Revenus

La Suisse compte plus de 600 000 pauvres, et la tendance est à la hausse

7,5% de la population était touchée par la pauvreté en 2016 contre 6,7% en 2014. Et la Suisse compte quelque 140 000 «working poors», révèle un rapport de l’Office fédéral de la statistique mardi

En 2016, 615 000 personnes étaient touchées par la pauvreté en termes de revenu, soit 7,5% de la population suisse. Parmi elles, 140 000 exerçaient une activité professionnelle. Environ 1% de la population peut être considérée comme durablement pauvre, indique l’OFS. 

Ces résultats proviennent de l’enquête sur les revenus et les conditions de vie (SILC) et de la nouvelle publication de l’Office fédéral de la statistique (OFS) sur «La dynamique de la pauvreté en Suisse», selon un communiqué publié mardi.
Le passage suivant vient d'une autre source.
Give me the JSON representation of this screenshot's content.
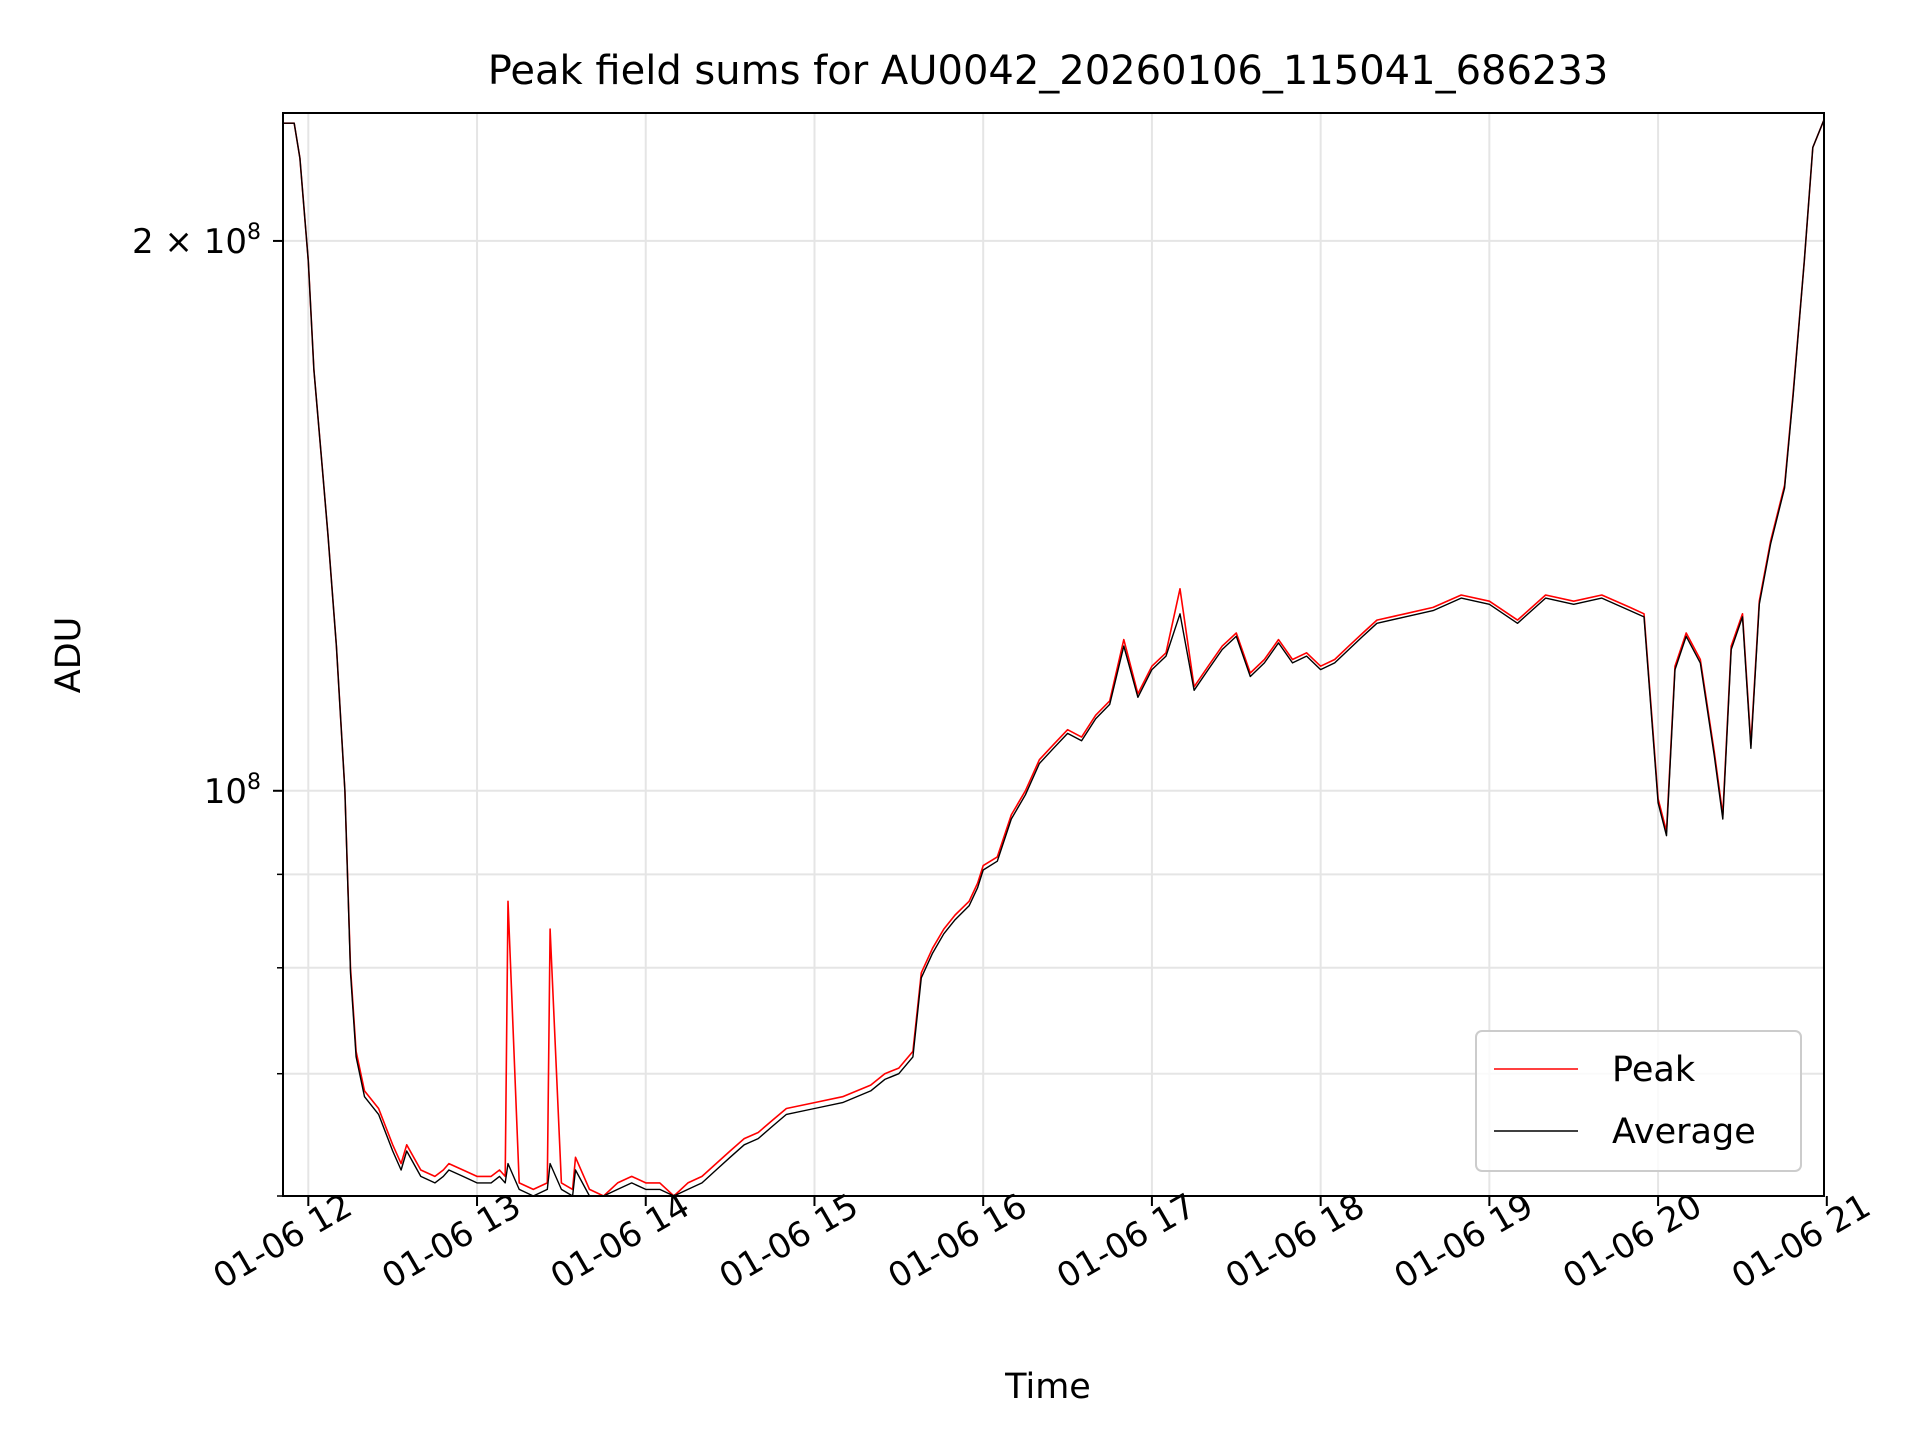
{
  "colors": {
    "peak": "#ff0000",
    "average": "#000000",
    "grid": "#e5e5e5",
    "axes": "#000000",
    "legend_border": "#cccccc"
  },
  "chart_data": {
    "type": "line",
    "title": "Peak field sums for AU0042_20260106_115041_686233",
    "xlabel": "Time",
    "ylabel": "ADU",
    "yscale": "log",
    "grid": true,
    "legend_position": "lower-right",
    "x_range": [
      "01-06 11:51",
      "01-06 20:59"
    ],
    "ylim": [
      60000000,
      235000000
    ],
    "x_ticks": [
      {
        "time": "01-06 12:00",
        "label": "01-06 12"
      },
      {
        "time": "01-06 13:00",
        "label": "01-06 13"
      },
      {
        "time": "01-06 14:00",
        "label": "01-06 14"
      },
      {
        "time": "01-06 15:00",
        "label": "01-06 15"
      },
      {
        "time": "01-06 16:00",
        "label": "01-06 16"
      },
      {
        "time": "01-06 17:00",
        "label": "01-06 17"
      },
      {
        "time": "01-06 18:00",
        "label": "01-06 18"
      },
      {
        "time": "01-06 19:00",
        "label": "01-06 19"
      },
      {
        "time": "01-06 20:00",
        "label": "01-06 20"
      },
      {
        "time": "01-06 21:00",
        "label": "01-06 21"
      }
    ],
    "y_major_ticks": [
      {
        "value": 100000000,
        "base": "10",
        "exp": "8",
        "coef": ""
      },
      {
        "value": 200000000,
        "base": "10",
        "exp": "8",
        "coef": "2 × "
      }
    ],
    "y_minor_ticks": [
      60000000,
      70000000,
      80000000,
      90000000
    ],
    "series": [
      {
        "name": "Peak",
        "color": "#ff0000",
        "x": [
          "01-06 11:51",
          "01-06 11:55",
          "01-06 11:57",
          "01-06 12:00",
          "01-06 12:02",
          "01-06 12:05",
          "01-06 12:07",
          "01-06 12:10",
          "01-06 12:13",
          "01-06 12:15",
          "01-06 12:17",
          "01-06 12:20",
          "01-06 12:25",
          "01-06 12:30",
          "01-06 12:33",
          "01-06 12:35",
          "01-06 12:40",
          "01-06 12:45",
          "01-06 12:48",
          "01-06 12:50",
          "01-06 12:55",
          "01-06 13:00",
          "01-06 13:05",
          "01-06 13:08",
          "01-06 13:10",
          "01-06 13:11",
          "01-06 13:15",
          "01-06 13:20",
          "01-06 13:25",
          "01-06 13:26",
          "01-06 13:30",
          "01-06 13:34",
          "01-06 13:35",
          "01-06 13:40",
          "01-06 13:45",
          "01-06 13:50",
          "01-06 13:55",
          "01-06 14:00",
          "01-06 14:05",
          "01-06 14:10",
          "01-06 14:15",
          "01-06 14:20",
          "01-06 14:25",
          "01-06 14:30",
          "01-06 14:35",
          "01-06 14:40",
          "01-06 14:45",
          "01-06 14:50",
          "01-06 15:00",
          "01-06 15:10",
          "01-06 15:20",
          "01-06 15:25",
          "01-06 15:30",
          "01-06 15:35",
          "01-06 15:38",
          "01-06 15:42",
          "01-06 15:46",
          "01-06 15:50",
          "01-06 15:55",
          "01-06 15:58",
          "01-06 16:00",
          "01-06 16:05",
          "01-06 16:10",
          "01-06 16:15",
          "01-06 16:20",
          "01-06 16:25",
          "01-06 16:30",
          "01-06 16:35",
          "01-06 16:40",
          "01-06 16:45",
          "01-06 16:50",
          "01-06 16:55",
          "01-06 17:00",
          "01-06 17:05",
          "01-06 17:10",
          "01-06 17:15",
          "01-06 17:20",
          "01-06 17:25",
          "01-06 17:30",
          "01-06 17:35",
          "01-06 17:40",
          "01-06 17:45",
          "01-06 17:50",
          "01-06 17:55",
          "01-06 18:00",
          "01-06 18:05",
          "01-06 18:10",
          "01-06 18:15",
          "01-06 18:20",
          "01-06 18:30",
          "01-06 18:40",
          "01-06 18:50",
          "01-06 19:00",
          "01-06 19:10",
          "01-06 19:20",
          "01-06 19:30",
          "01-06 19:40",
          "01-06 19:50",
          "01-06 19:55",
          "01-06 20:00",
          "01-06 20:03",
          "01-06 20:06",
          "01-06 20:10",
          "01-06 20:15",
          "01-06 20:20",
          "01-06 20:23",
          "01-06 20:26",
          "01-06 20:30",
          "01-06 20:33",
          "01-06 20:36",
          "01-06 20:40",
          "01-06 20:45",
          "01-06 20:48",
          "01-06 20:52",
          "01-06 20:55",
          "01-06 20:59"
        ],
        "values": [
          232000000,
          232000000,
          222000000,
          195000000,
          170000000,
          150000000,
          138000000,
          120000000,
          100000000,
          80000000,
          72000000,
          68500000,
          67000000,
          64000000,
          62500000,
          64000000,
          62000000,
          61500000,
          62000000,
          62500000,
          62000000,
          61500000,
          61500000,
          62000000,
          61500000,
          87000000,
          61000000,
          60500000,
          61000000,
          84000000,
          61000000,
          60500000,
          63000000,
          60500000,
          59500000,
          61000000,
          61500000,
          61000000,
          61000000,
          60000000,
          61000000,
          61500000,
          62500000,
          63500000,
          64500000,
          65000000,
          66000000,
          67000000,
          67500000,
          68000000,
          69000000,
          70000000,
          70500000,
          72000000,
          79500000,
          82000000,
          84000000,
          85500000,
          87000000,
          89000000,
          91000000,
          92000000,
          97000000,
          100000000,
          104000000,
          106000000,
          108000000,
          107000000,
          110000000,
          112000000,
          121000000,
          113000000,
          117000000,
          119000000,
          129000000,
          114000000,
          117000000,
          120000000,
          122000000,
          116000000,
          118000000,
          121000000,
          118000000,
          119000000,
          117000000,
          118000000,
          120000000,
          122000000,
          124000000,
          125000000,
          126000000,
          128000000,
          127000000,
          124000000,
          128000000,
          127000000,
          128000000,
          126000000,
          125000000,
          99000000,
          95000000,
          117000000,
          122000000,
          118000000,
          105000000,
          97000000,
          120000000,
          125000000,
          106000000,
          127000000,
          137000000,
          147000000,
          165000000,
          195000000,
          225000000,
          233000000
        ]
      },
      {
        "name": "Average",
        "color": "#000000",
        "x": [
          "01-06 11:51",
          "01-06 11:55",
          "01-06 11:57",
          "01-06 12:00",
          "01-06 12:02",
          "01-06 12:05",
          "01-06 12:07",
          "01-06 12:10",
          "01-06 12:13",
          "01-06 12:15",
          "01-06 12:17",
          "01-06 12:20",
          "01-06 12:25",
          "01-06 12:30",
          "01-06 12:33",
          "01-06 12:35",
          "01-06 12:40",
          "01-06 12:45",
          "01-06 12:48",
          "01-06 12:50",
          "01-06 12:55",
          "01-06 13:00",
          "01-06 13:05",
          "01-06 13:08",
          "01-06 13:10",
          "01-06 13:11",
          "01-06 13:15",
          "01-06 13:20",
          "01-06 13:25",
          "01-06 13:26",
          "01-06 13:30",
          "01-06 13:34",
          "01-06 13:35",
          "01-06 13:40",
          "01-06 13:45",
          "01-06 13:50",
          "01-06 13:55",
          "01-06 14:00",
          "01-06 14:05",
          "01-06 14:10",
          "01-06 14:15",
          "01-06 14:20",
          "01-06 14:25",
          "01-06 14:30",
          "01-06 14:35",
          "01-06 14:40",
          "01-06 14:45",
          "01-06 14:50",
          "01-06 15:00",
          "01-06 15:10",
          "01-06 15:20",
          "01-06 15:25",
          "01-06 15:30",
          "01-06 15:35",
          "01-06 15:38",
          "01-06 15:42",
          "01-06 15:46",
          "01-06 15:50",
          "01-06 15:55",
          "01-06 15:58",
          "01-06 16:00",
          "01-06 16:05",
          "01-06 16:10",
          "01-06 16:15",
          "01-06 16:20",
          "01-06 16:25",
          "01-06 16:30",
          "01-06 16:35",
          "01-06 16:40",
          "01-06 16:45",
          "01-06 16:50",
          "01-06 16:55",
          "01-06 17:00",
          "01-06 17:05",
          "01-06 17:10",
          "01-06 17:15",
          "01-06 17:20",
          "01-06 17:25",
          "01-06 17:30",
          "01-06 17:35",
          "01-06 17:40",
          "01-06 17:45",
          "01-06 17:50",
          "01-06 17:55",
          "01-06 18:00",
          "01-06 18:05",
          "01-06 18:10",
          "01-06 18:15",
          "01-06 18:20",
          "01-06 18:30",
          "01-06 18:40",
          "01-06 18:50",
          "01-06 19:00",
          "01-06 19:10",
          "01-06 19:20",
          "01-06 19:30",
          "01-06 19:40",
          "01-06 19:50",
          "01-06 19:55",
          "01-06 20:00",
          "01-06 20:03",
          "01-06 20:06",
          "01-06 20:10",
          "01-06 20:15",
          "01-06 20:20",
          "01-06 20:23",
          "01-06 20:26",
          "01-06 20:30",
          "01-06 20:33",
          "01-06 20:36",
          "01-06 20:40",
          "01-06 20:45",
          "01-06 20:48",
          "01-06 20:52",
          "01-06 20:55",
          "01-06 20:59"
        ],
        "values": [
          232000000,
          232000000,
          222000000,
          195000000,
          170000000,
          150000000,
          138000000,
          120000000,
          100000000,
          79500000,
          71500000,
          68000000,
          66500000,
          63500000,
          62000000,
          63500000,
          61500000,
          61000000,
          61500000,
          62000000,
          61500000,
          61000000,
          61000000,
          61500000,
          61000000,
          62500000,
          60500000,
          60000000,
          60500000,
          62500000,
          60500000,
          60000000,
          62000000,
          60000000,
          59000000,
          60500000,
          61000000,
          60500000,
          60500000,
          59500000,
          60500000,
          61000000,
          62000000,
          63000000,
          64000000,
          64500000,
          65500000,
          66500000,
          67000000,
          67500000,
          68500000,
          69500000,
          70000000,
          71500000,
          79000000,
          81500000,
          83500000,
          85000000,
          86500000,
          88500000,
          90500000,
          91500000,
          96500000,
          99500000,
          103500000,
          105500000,
          107500000,
          106500000,
          109500000,
          111500000,
          120000000,
          112500000,
          116500000,
          118500000,
          125000000,
          113500000,
          116500000,
          119500000,
          121500000,
          115500000,
          117500000,
          120500000,
          117500000,
          118500000,
          116500000,
          117500000,
          119500000,
          121500000,
          123500000,
          124500000,
          125500000,
          127500000,
          126500000,
          123500000,
          127500000,
          126500000,
          127500000,
          125500000,
          124500000,
          98500000,
          94500000,
          116500000,
          121500000,
          117500000,
          104500000,
          96500000,
          119500000,
          124500000,
          105500000,
          126500000,
          136500000,
          146500000,
          164500000,
          195000000,
          225000000,
          233000000
        ]
      }
    ]
  }
}
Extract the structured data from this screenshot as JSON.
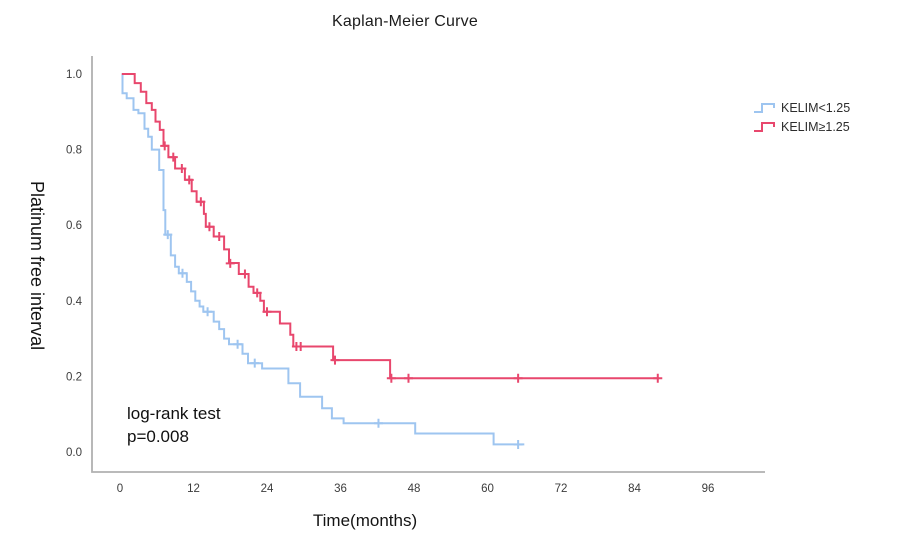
{
  "title": "Kaplan-Meier Curve",
  "annotation": {
    "line1": "log-rank test",
    "line2": "p=0.008"
  },
  "colors": {
    "axis": "#b1b1b1",
    "tick_text": "#3c3c3c",
    "kelim_low": "#9ec5f0",
    "kelim_high": "#e8476d"
  },
  "chart_data": {
    "type": "line",
    "subtype": "kaplan_meier_step",
    "title": "Kaplan-Meier Curve",
    "xlabel": "Time(months)",
    "ylabel": "Platinum free interval",
    "xlim": [
      0,
      105
    ],
    "ylim": [
      0,
      1.0
    ],
    "grid": false,
    "legend_position": "right",
    "xticks": [
      0,
      12,
      24,
      36,
      48,
      60,
      72,
      84,
      96
    ],
    "yticks": [
      1.0,
      0.8,
      0.6,
      0.4,
      0.2,
      0.0
    ],
    "annotation_text": "log-rank test p=0.008",
    "series": [
      {
        "name": "KELIM<1.25",
        "color": "#9ec5f0",
        "start": 0.3,
        "end": 66,
        "steps": [
          [
            0.4,
            0.949
          ],
          [
            1.1,
            0.936
          ],
          [
            2.2,
            0.905
          ],
          [
            3.0,
            0.896
          ],
          [
            4.0,
            0.855
          ],
          [
            4.6,
            0.834
          ],
          [
            5.2,
            0.8
          ],
          [
            6.4,
            0.746
          ],
          [
            7.1,
            0.64
          ],
          [
            7.4,
            0.575
          ],
          [
            8.3,
            0.52
          ],
          [
            9.0,
            0.49
          ],
          [
            9.6,
            0.473
          ],
          [
            10.9,
            0.45
          ],
          [
            11.6,
            0.425
          ],
          [
            12.3,
            0.4
          ],
          [
            13.0,
            0.385
          ],
          [
            13.6,
            0.371
          ],
          [
            15.3,
            0.345
          ],
          [
            16.2,
            0.325
          ],
          [
            17.0,
            0.3
          ],
          [
            17.8,
            0.285
          ],
          [
            20.0,
            0.26
          ],
          [
            20.9,
            0.235
          ],
          [
            23.2,
            0.221
          ],
          [
            27.5,
            0.182
          ],
          [
            29.4,
            0.146
          ],
          [
            33.0,
            0.116
          ],
          [
            34.6,
            0.089
          ],
          [
            36.5,
            0.076
          ],
          [
            48.2,
            0.049
          ],
          [
            61.0,
            0.02
          ]
        ],
        "censors": [
          [
            7.8,
            0.575
          ],
          [
            10.2,
            0.473
          ],
          [
            14.3,
            0.371
          ],
          [
            19.2,
            0.285
          ],
          [
            22.0,
            0.235
          ],
          [
            42.2,
            0.076
          ],
          [
            65.0,
            0.02
          ]
        ]
      },
      {
        "name": "KELIM≥1.25",
        "color": "#e8476d",
        "start": 0.3,
        "end": 88,
        "steps": [
          [
            2.4,
            0.976
          ],
          [
            3.4,
            0.953
          ],
          [
            4.3,
            0.923
          ],
          [
            5.2,
            0.905
          ],
          [
            5.8,
            0.874
          ],
          [
            6.5,
            0.852
          ],
          [
            7.1,
            0.81
          ],
          [
            7.9,
            0.78
          ],
          [
            9.0,
            0.75
          ],
          [
            10.6,
            0.72
          ],
          [
            11.7,
            0.69
          ],
          [
            12.5,
            0.662
          ],
          [
            13.7,
            0.63
          ],
          [
            14.0,
            0.596
          ],
          [
            15.3,
            0.57
          ],
          [
            17.0,
            0.536
          ],
          [
            17.8,
            0.5
          ],
          [
            19.4,
            0.471
          ],
          [
            21.0,
            0.437
          ],
          [
            21.8,
            0.421
          ],
          [
            22.9,
            0.4
          ],
          [
            23.5,
            0.371
          ],
          [
            26.1,
            0.34
          ],
          [
            27.8,
            0.31
          ],
          [
            28.3,
            0.279
          ],
          [
            34.8,
            0.243
          ],
          [
            44.1,
            0.195
          ]
        ],
        "censors": [
          [
            7.3,
            0.81
          ],
          [
            8.7,
            0.78
          ],
          [
            10.1,
            0.75
          ],
          [
            11.3,
            0.72
          ],
          [
            13.2,
            0.662
          ],
          [
            14.6,
            0.596
          ],
          [
            16.2,
            0.57
          ],
          [
            18.0,
            0.499
          ],
          [
            20.4,
            0.471
          ],
          [
            22.4,
            0.421
          ],
          [
            24.0,
            0.371
          ],
          [
            28.8,
            0.279
          ],
          [
            29.5,
            0.279
          ],
          [
            35.1,
            0.243
          ],
          [
            44.3,
            0.195
          ],
          [
            47.1,
            0.195
          ],
          [
            65.0,
            0.195
          ],
          [
            87.8,
            0.195
          ]
        ]
      }
    ]
  }
}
En 2016, le taux de pauvreté de la population active occupée était de 3,8%. Comme les années précédentes, les personnes les plus touchées sont celles vivant seules ou dans un ménage monoparental avec des enfants mineurs, celles sans formation post-obligatoire et celles vivant dans un ménage sans aucune personne active occupée.

Un taux annuel trompeur

Par rapport aux années 2014 (6,7%) et 2015 (7%), le taux de pauvreté de la population totale présente une tendance à la hausse, qui est cependant comprise dans la marge des fluctuations statistiques, note l’OFS.

Grâce aux nouvelles données longitudinales de l’enquête SILC, dans laquelle les mêmes ménages sont interrogés pendant quatre années de suite, on a pu étudier pour la première fois combien de temps les personnes vivant en Suisse sont touchées.

De 2013 à 2016, 12,3% de la population a été affectée au moins une fois par la pauvreté. Sur quatre ans, on compte donc nettement plus de personnes touchées par la pauvreté que ne le laisse apparaître le taux de pauvreté annuel.

Pour la plupart d’entre elles, la pauvreté est une expérience passagère: 7,7% de la population a été en situation de pauvreté une année sur quatre, 2,5% deux années sur quatre, 1,2% trois années sur quatre et 0,9% pendant les quatre années considérées. La majeure partie des personnes touchées a donc retrouvé assez rapidement un revenu supérieur au seuil de pauvreté.

Un taux de risque de pauvreté au-dessous de la moyenne européenne

Pour comparer la situation de la Suisse avec celle d’autres pays, on considère le taux de risque de pauvreté, notion couramment employée au plan international. En 2016, ce taux était en Suisse de 14,7%, soit, comme les années précédentes, au-dessous de la moyenne de l’Union européenne (17,3%).

La Suisse fait partie des pays où la part des personnes durablement à risque de pauvreté est la plus faible: 4,2% de la population a été à risque quatre années sur quatre (moyenne européenne: 8,1%).

La Suisse est également parmi les mieux placés en termes de ressources matérielles: le taux de privation matérielle, qui traduit l’absence, pour des raisons financières, d’au moins trois éléments parmi neuf définis au niveau européen, était en Suisse de 5,3% (moyenne européenne: 15,7%).

Le seuil de pauvreté retenu est celui fixé par les lignes directrices de la Conférence suisse des institutions d’action sociale (CSIAS). Il s’élève à 2247 francs par mois pour une personne seule et 3981 francs pour un couple avec deux enfants.